Le total des indemnisations qui reviendra au constructeur des navires, le groupe DCNS, devrait grimper à 1,1 milliard (frais de gardiennage et de maintien en état opérationnel), a récemment indiqué le secrétaire général de la Défense et de la Sécurité nationale, Louis Gautier, lors d'auditions parlementaires à huis clos. Le coût final pour le budget de l'Etat dépendra du montant de l'éventuelle revente des bâtiments.
Le chef de la diplomatie française n'a pas donné de chiffres jeudi, alors que la droite juge sous-estimée la facture annoncée par l'exécutif.
La décision de vente des Mistral, qui remonte à 2011 sous la présidence de Nicolas Sarkozy, relevait "d'un pari risqué", a estimé M. Fabius, qui a rappelé notamment la crise ukrainienne et "l'annexion illégale de la Crimée" depuis.
Le "règlement à l'amiable" qui a été négocié l'a été "en pleine indépendance" et "dans un esprit de responsabilité" de la France, a affirmé le locataire du Quai d'Orsay, alors qu'un arbitrage international aurait été "hasardeux" et sans doute "plus coûteux".
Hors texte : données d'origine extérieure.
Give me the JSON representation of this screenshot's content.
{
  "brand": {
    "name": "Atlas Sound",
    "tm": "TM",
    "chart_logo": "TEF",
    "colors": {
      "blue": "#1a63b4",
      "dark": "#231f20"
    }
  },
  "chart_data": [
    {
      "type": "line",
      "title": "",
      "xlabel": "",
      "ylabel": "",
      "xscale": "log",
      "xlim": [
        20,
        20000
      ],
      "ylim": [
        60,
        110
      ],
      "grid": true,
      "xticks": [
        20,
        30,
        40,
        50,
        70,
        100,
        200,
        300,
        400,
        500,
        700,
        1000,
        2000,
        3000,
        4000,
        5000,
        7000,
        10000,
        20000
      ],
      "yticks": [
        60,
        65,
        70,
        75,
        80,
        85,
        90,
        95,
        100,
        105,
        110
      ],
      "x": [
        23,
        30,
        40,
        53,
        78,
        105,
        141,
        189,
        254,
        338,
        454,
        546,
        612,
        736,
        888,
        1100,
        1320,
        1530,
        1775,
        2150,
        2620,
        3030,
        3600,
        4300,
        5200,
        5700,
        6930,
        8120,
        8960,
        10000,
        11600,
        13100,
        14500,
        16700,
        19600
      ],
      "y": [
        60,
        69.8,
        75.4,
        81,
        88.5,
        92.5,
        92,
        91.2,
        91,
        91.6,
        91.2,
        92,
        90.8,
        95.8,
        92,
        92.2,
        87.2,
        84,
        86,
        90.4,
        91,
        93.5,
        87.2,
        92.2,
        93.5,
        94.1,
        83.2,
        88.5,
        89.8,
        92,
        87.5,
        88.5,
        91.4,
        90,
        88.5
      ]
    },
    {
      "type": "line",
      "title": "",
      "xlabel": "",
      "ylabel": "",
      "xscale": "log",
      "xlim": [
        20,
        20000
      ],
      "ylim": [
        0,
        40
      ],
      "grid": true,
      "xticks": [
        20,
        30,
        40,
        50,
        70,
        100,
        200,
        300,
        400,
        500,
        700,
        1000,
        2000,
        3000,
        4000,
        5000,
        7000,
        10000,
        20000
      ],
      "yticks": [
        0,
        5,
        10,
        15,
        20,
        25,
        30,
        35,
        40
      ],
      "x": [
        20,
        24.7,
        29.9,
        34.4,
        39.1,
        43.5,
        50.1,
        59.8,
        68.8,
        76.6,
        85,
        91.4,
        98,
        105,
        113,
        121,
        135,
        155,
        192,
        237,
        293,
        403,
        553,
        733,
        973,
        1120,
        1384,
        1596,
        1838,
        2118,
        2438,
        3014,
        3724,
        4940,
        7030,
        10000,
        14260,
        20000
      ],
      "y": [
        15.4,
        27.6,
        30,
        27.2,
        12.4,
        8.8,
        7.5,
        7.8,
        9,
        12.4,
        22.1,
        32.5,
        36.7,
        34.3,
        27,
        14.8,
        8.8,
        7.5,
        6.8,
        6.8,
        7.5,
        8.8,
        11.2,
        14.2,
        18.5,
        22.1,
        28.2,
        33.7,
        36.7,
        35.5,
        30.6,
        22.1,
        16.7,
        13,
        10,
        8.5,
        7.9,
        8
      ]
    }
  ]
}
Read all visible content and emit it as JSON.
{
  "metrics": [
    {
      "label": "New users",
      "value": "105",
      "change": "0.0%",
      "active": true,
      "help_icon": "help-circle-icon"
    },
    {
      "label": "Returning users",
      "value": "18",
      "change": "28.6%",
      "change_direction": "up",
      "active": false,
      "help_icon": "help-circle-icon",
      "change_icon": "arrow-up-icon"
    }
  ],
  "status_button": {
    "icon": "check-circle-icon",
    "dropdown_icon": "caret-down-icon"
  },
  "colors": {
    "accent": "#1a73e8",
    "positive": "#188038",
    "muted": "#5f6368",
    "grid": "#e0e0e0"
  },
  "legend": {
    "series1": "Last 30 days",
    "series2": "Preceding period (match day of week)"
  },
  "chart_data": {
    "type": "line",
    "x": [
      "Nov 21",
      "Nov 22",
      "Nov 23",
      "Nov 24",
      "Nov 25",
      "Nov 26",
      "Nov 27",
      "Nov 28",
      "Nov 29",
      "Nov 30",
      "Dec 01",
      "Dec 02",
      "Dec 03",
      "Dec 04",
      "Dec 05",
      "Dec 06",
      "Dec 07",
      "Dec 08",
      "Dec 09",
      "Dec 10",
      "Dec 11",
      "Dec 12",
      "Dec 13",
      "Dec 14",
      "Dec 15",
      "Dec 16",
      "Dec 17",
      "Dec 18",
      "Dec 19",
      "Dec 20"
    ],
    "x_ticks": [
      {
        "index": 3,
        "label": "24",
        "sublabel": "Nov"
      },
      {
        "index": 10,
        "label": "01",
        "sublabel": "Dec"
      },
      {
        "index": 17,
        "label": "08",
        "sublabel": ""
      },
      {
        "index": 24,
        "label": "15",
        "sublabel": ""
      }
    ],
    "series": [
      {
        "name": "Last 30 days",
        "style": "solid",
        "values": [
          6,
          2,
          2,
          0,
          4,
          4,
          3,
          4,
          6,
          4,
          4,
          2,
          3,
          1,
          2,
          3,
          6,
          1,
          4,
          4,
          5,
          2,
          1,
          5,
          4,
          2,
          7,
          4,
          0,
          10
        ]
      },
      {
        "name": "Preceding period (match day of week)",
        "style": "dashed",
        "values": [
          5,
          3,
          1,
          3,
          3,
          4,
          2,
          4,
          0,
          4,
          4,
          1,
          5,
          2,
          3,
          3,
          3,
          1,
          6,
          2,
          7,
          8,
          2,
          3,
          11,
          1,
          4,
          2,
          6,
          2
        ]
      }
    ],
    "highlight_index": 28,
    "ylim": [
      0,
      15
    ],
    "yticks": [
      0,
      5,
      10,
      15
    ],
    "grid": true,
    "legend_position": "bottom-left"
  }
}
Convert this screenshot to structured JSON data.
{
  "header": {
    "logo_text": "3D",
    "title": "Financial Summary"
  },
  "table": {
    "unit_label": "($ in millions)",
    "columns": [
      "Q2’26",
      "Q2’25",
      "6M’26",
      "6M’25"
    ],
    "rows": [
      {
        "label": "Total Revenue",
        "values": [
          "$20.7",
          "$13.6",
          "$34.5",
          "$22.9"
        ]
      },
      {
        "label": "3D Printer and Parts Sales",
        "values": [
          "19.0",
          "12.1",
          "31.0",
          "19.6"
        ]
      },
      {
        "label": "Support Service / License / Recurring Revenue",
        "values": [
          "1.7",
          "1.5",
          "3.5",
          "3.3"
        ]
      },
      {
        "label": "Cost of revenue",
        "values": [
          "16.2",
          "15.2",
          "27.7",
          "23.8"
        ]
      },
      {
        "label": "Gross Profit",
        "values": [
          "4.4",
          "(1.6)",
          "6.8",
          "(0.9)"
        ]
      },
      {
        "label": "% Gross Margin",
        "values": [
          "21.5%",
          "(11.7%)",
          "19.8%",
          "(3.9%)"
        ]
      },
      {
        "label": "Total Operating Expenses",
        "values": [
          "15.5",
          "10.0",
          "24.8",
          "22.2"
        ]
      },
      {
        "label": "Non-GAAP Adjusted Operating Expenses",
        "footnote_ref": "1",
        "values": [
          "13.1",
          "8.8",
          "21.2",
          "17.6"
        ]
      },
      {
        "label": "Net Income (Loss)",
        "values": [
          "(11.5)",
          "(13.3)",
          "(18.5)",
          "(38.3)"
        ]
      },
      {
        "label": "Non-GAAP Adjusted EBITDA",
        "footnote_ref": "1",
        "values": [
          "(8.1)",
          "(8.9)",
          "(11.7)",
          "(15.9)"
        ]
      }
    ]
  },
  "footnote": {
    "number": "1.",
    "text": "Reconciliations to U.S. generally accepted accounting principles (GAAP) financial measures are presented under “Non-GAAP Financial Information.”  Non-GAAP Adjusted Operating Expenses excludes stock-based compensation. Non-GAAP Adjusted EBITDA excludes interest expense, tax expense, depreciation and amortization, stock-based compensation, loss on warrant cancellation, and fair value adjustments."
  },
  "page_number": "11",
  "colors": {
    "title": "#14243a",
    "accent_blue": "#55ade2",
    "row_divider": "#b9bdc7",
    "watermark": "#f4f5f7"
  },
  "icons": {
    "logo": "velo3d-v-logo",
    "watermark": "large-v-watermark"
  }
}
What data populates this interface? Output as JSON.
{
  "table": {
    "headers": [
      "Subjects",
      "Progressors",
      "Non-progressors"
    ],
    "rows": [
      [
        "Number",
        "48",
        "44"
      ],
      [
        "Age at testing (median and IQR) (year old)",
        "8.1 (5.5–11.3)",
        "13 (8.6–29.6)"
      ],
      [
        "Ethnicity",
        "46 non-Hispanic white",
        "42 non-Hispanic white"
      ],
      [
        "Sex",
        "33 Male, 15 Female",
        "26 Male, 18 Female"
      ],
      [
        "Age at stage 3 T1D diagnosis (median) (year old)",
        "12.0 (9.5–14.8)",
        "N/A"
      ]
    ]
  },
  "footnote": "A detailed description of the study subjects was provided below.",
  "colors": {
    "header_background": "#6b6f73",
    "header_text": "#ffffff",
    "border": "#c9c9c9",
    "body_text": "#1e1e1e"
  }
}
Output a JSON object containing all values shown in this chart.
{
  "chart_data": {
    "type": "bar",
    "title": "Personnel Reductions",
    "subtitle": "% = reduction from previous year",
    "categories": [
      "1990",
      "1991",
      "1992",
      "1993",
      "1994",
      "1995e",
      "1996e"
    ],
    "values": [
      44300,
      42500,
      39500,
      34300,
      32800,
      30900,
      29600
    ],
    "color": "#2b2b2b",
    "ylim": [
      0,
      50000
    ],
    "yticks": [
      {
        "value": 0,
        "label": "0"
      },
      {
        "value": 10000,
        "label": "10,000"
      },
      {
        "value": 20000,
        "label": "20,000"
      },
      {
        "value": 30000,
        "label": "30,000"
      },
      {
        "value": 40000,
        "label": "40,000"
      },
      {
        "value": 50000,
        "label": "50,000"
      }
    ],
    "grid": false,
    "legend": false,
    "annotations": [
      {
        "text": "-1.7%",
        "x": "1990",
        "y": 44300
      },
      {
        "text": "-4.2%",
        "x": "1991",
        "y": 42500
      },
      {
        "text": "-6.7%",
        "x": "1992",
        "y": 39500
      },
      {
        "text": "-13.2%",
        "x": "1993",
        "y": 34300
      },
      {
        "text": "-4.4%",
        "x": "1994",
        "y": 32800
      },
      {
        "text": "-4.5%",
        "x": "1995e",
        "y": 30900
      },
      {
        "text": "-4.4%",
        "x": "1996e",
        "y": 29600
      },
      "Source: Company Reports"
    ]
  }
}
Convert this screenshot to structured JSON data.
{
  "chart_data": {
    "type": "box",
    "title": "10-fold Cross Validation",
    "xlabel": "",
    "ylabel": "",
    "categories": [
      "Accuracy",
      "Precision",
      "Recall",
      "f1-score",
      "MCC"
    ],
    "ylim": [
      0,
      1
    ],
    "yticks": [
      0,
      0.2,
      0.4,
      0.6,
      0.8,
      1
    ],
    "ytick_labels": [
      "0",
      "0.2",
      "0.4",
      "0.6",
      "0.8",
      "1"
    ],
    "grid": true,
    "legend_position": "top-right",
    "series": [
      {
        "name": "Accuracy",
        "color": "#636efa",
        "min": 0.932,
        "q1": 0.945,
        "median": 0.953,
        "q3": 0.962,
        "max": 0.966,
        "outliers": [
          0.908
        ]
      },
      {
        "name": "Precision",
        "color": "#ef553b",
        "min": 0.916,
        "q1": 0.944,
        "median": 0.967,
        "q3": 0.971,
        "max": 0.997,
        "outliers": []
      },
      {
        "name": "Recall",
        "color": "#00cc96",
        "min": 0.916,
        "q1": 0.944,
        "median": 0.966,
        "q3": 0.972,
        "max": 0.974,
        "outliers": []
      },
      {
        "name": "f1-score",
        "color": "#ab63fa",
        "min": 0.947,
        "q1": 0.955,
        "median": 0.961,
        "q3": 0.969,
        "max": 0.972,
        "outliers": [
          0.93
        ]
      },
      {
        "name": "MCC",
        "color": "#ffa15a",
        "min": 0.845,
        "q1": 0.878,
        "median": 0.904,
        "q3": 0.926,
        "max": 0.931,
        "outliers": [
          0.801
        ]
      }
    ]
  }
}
Las, Gilbert Collard (FN) a vilipendé un accord "en catimini", montrant qu'"on est aux ordres, à la botte des Américains". "Qui va payer l'addition finale, qui sera salée?", a-t-il interrogé, chiffrant à 300 millions d'euros la perte lors d'une éventuelle revente de ces bâtiments de projection et de commandement, au vu des propositions de l'Egypte notamment.
Pour Les Républicains, Nicolas Dhuicq, qui s'est proclamé "gaulliste", a critiqué "un nouveau camouflet adressé à la Fédération de Russie" et une "tache sur la parole de la France".
Au nom du Front de gauche, Patrice Carvalho a déploré que Paris "s'aligne sur les positions atlantistes héritées de la guerre froide" et une "hypocrisie" d'une France exportant "du matériel militaire à de nombreuses régimes autoritaires, à commencer par l?Arabie saoudite".
Plusieurs souverainistes de droite et de gauche et défenseurs du régime de Moscou sont montés au créneau, comme Nicolas Dupont-Aignan (DLF) jugeant que "la France n'est plus la France", ou Jean-Luc Laurent (MRC) critiquant un accord "perdant sur le plan économique et politique".
A l'inverse, la présidente de la commission des Affaires étrangères de l'Assemblée, Elisabeth Guigou (PS), a voulu croire que l'accord, "obtenu assez aisément", permettra de "consolider notre amitié avec la Russie" et "de développer dans le même temps des liens amicaux avec d'autres pays", dont la Pologne.
Le premier secrétaire du Parti socialiste Jean-Christophe Cambadélis a relevé dans la matinée à la radio que la France était "dans une phase de désescalade vis-à-vis de la Russie", les accords de paix de Minsk sur l'Est séparatiste prorusse en Ukraine étant "respectés".